« Nous avons été surpris par le nombre d’agriculteurs qui ont répondu présents à notre première réunion d’information sur la certification HVE qui s’est tenue le 10 mars à Avesnes-lès-Bapaume, pour la région Artois, souligne Guillaume Boyet, directeur innovations et services chez Unéal. Sur les 600 adhérents que compte la région, 100 avaient fait le déplacement. » D’ici à la fin juin, cinq autres réunions sont prévues dans les cinq autres régions de la coopérative des Hauts-de-France.
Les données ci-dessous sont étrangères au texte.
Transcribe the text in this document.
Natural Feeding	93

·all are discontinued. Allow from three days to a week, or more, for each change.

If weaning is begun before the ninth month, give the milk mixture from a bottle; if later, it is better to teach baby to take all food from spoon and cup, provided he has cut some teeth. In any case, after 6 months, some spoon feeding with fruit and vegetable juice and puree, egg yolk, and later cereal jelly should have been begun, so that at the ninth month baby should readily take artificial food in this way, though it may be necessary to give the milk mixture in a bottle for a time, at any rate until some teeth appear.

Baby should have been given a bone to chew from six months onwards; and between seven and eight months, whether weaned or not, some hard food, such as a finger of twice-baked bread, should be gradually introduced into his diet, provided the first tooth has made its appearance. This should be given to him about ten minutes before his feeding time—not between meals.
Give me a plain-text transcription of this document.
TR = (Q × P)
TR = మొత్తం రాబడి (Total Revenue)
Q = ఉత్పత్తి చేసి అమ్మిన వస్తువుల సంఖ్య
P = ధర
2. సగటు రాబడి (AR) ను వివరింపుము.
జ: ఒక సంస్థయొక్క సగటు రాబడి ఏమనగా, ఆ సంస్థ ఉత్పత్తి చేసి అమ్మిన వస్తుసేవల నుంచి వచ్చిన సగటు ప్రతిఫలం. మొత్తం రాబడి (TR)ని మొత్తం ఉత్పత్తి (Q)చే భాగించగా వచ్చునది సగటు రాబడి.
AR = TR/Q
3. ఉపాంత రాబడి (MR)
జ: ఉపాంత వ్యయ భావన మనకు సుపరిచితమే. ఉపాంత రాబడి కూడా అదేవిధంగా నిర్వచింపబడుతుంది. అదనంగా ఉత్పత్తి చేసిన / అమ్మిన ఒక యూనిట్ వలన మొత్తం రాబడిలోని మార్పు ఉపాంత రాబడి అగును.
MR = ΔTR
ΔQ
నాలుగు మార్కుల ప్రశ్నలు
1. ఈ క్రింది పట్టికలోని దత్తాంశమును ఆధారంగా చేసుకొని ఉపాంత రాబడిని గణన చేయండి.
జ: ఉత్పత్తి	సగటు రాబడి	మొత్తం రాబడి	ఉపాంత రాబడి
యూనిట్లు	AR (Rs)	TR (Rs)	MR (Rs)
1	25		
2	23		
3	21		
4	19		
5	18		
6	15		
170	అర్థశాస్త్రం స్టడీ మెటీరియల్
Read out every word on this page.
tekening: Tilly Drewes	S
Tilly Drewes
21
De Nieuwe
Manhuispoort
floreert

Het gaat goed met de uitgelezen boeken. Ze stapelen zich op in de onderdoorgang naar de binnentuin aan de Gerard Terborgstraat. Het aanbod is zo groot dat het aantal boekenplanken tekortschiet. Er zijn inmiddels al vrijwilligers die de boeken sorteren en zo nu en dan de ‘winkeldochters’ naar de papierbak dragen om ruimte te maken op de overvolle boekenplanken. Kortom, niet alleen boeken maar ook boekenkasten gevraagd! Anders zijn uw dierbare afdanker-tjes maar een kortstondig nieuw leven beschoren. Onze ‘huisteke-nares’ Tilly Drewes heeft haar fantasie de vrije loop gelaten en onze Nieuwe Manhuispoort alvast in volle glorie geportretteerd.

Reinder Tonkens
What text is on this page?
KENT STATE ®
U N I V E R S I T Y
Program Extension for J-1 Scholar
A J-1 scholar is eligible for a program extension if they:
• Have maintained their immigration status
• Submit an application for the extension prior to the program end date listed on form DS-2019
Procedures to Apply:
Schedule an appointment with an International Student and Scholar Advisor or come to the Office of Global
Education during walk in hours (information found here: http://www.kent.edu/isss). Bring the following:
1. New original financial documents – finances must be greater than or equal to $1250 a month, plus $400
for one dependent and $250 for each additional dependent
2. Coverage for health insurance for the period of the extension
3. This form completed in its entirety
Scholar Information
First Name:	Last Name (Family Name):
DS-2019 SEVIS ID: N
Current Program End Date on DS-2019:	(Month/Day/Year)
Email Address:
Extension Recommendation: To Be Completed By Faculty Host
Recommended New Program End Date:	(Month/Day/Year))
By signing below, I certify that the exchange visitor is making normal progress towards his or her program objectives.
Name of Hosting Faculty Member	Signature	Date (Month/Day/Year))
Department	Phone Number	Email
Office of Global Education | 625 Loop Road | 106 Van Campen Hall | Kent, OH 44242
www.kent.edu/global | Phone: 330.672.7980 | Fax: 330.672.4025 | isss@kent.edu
Trois types d’accompagnement

« Nous avons décidé de nous impliquer dans la démarche car les agriculteurs se posent beaucoup de questions sur la HVE, indique Sébastien Cambier, ingénieur au service au service Agronomique d’Unéal et chargé du dossier HVE. À l’échelle de la coopérative, une cellule de quatre personnes a été constituée. Ces collaborateurs ont pour mission d’informer les agriculteurs sur le sujet et de les accompagner dans la démarche. »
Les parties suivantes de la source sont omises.